- Born: 27 December 1908
- Died: 27 November 1983 (aged 74) Sussex
- Education: Bedford Modern School
- Alma mater: Jesus College, Cambridge
- Occupation: Colonial Administrator
- Known for: Provincial Commissioner of the Nyanza Province (1951-56)

= Cyril Herbert Williams =

Cyril Herbert Williams (1908-1983) was Provincial Commissioner of the Nyanza Province of Kenya (1951–56).

==Life==
Cyril Herbert Williams was born on 27 December 1908, the son of Thomas Ethelbert Williams. He was educated at Bedford Modern School and Jesus College, Cambridge. In 1929 he played for Cambridge in the Varsity Match, earning a blue, and also played for Bedford in the 1930–31 season.

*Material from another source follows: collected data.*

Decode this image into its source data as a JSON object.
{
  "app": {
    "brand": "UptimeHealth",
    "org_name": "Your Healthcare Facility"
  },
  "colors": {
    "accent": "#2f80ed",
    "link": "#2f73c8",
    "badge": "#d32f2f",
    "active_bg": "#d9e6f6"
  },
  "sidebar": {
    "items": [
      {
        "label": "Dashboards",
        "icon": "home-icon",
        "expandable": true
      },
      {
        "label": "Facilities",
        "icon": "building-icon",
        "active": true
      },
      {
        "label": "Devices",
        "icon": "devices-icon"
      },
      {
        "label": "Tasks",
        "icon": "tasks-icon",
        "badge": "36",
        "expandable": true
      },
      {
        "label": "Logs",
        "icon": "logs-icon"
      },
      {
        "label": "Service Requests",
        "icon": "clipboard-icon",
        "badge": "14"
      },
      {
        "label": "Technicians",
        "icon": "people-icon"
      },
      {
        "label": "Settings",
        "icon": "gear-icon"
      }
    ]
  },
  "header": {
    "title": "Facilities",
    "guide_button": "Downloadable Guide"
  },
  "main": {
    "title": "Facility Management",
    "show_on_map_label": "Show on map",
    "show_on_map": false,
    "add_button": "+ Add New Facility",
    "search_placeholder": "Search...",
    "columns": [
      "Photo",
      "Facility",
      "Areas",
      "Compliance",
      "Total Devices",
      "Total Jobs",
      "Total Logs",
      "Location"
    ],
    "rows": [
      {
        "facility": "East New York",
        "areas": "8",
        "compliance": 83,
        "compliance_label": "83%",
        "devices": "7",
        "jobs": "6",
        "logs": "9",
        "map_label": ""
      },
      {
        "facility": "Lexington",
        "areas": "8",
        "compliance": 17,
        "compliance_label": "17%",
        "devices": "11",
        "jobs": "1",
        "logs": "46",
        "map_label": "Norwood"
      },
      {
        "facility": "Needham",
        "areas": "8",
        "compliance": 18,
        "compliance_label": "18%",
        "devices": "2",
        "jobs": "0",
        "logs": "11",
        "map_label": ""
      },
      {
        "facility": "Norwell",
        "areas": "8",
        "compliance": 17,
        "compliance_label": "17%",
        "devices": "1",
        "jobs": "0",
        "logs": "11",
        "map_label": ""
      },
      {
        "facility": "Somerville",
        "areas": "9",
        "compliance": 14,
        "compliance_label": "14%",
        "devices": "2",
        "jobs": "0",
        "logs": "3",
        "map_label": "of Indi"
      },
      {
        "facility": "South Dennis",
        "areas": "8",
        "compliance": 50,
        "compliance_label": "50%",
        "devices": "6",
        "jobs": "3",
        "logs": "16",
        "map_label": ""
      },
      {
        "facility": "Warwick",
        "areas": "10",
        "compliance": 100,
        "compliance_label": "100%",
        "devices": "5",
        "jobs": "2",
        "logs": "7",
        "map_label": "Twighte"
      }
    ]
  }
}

Williams entered the colonial service in Kenya in 1931, later becoming Provincial Commissioner of the Nyanza Province (1951–56), a member of the Kenya Council of State (1961–64) and Chairman of Naivasha County Council (1963). He was invested as an Officer of the Order of the British Empire in 1949 and a Companion of the Order of St Michael and St George in 1956.

Williams married Patricia Joy Collyer on 15 February 1936. They had a son and twin daughters. Williams died on 27 November 1983.